CTS-CBS: A New Approach for Multi-Agent Collaborative Task Sequencing and Path Finding
Junkai Jiang, Ruochen Li, Yibin Yang, Yihe Chen, Yuning Wang, Shaobing Xu, Jianqiang Wang
TL;DR
CTS-MAPF extends MAPF by requiring coordinated sequencing of intermediate tasks in addition to collision-free paths. The authors introduce CTS-CBS, a two-level, CBS-inspired framework that combines a high-level $K$-best jTSP-based search forest with a low-level constrained path planner for each agent, and prove completeness and $\omega$-bounded suboptimality. A novel method to compute the $K$-best joint task sequences and three MG-MAPF adaptations are presented, with extensive experiments on CTS-MAPF and MG-MAPF datasets showing substantial gains in success rate and runtime while incurring limited loss in solution quality; practical robot tests corroborate real-world applicability.
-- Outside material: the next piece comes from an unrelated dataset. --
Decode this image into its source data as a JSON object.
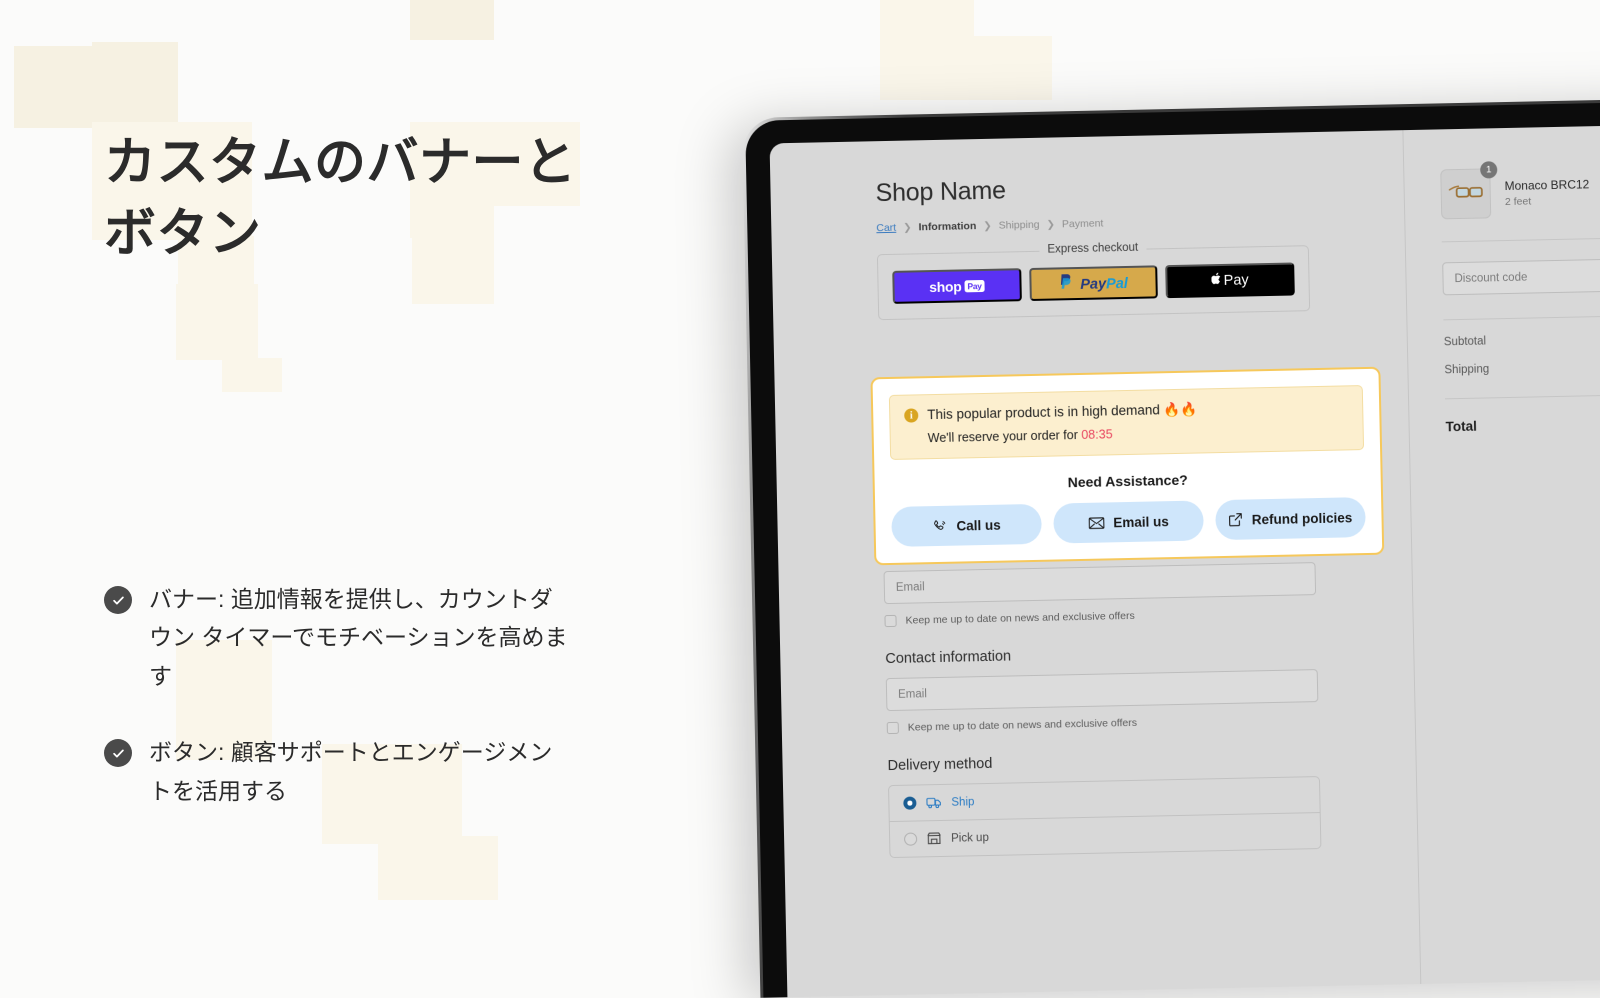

The work enables flexible trade-offs between optimality and efficiency via the suboptimality bound $\omega$, and provides a scalable approach to jointly optimize task sequencing and collision-free motion in multi-agent systems.
Abstract
This paper addresses a generalization problem of Multi-Agent Pathfinding (MAPF), called Collaborative Task Sequencing - Multi-Agent Pathfinding (CTS-MAPF), where agents must plan collision-free paths and visit a series of intermediate task locations in a specific order before reaching their final destinations. To address this problem, we propose a new approach, Collaborative Task Sequencing - Conflict-Based Search (CTS-CBS), which conducts a two-level search. In the high level, it generates a search forest, where each tree corresponds to a joint task sequence derived from the jTSP solution. In the low level, CTS-CBS performs constrained single-agent path planning to generate paths for each agent while adhering to high-level constraints. We also provide heoretical guarantees of its completeness and optimality (or sub-optimality with a bounded parameter). To evaluate the performance of CTS-CBS, we create two datasets, CTS-MAPF and MG-MAPF, and conduct comprehensive experiments. The results show that CTS-CBS adaptations for MG-MAPF outperform baseline algorithms in terms of success rate (up to 20 times larger) and runtime (up to 100 times faster), with less than a 10% sacrifice in solution quality. Furthermore, CTS-CBS offers flexibility by allowing users to adjust the sub-optimality bound omega to balance between solution quality and efficiency. Finally, practical robot tests demonstrate the algorithm's applicability in real-world scenarios.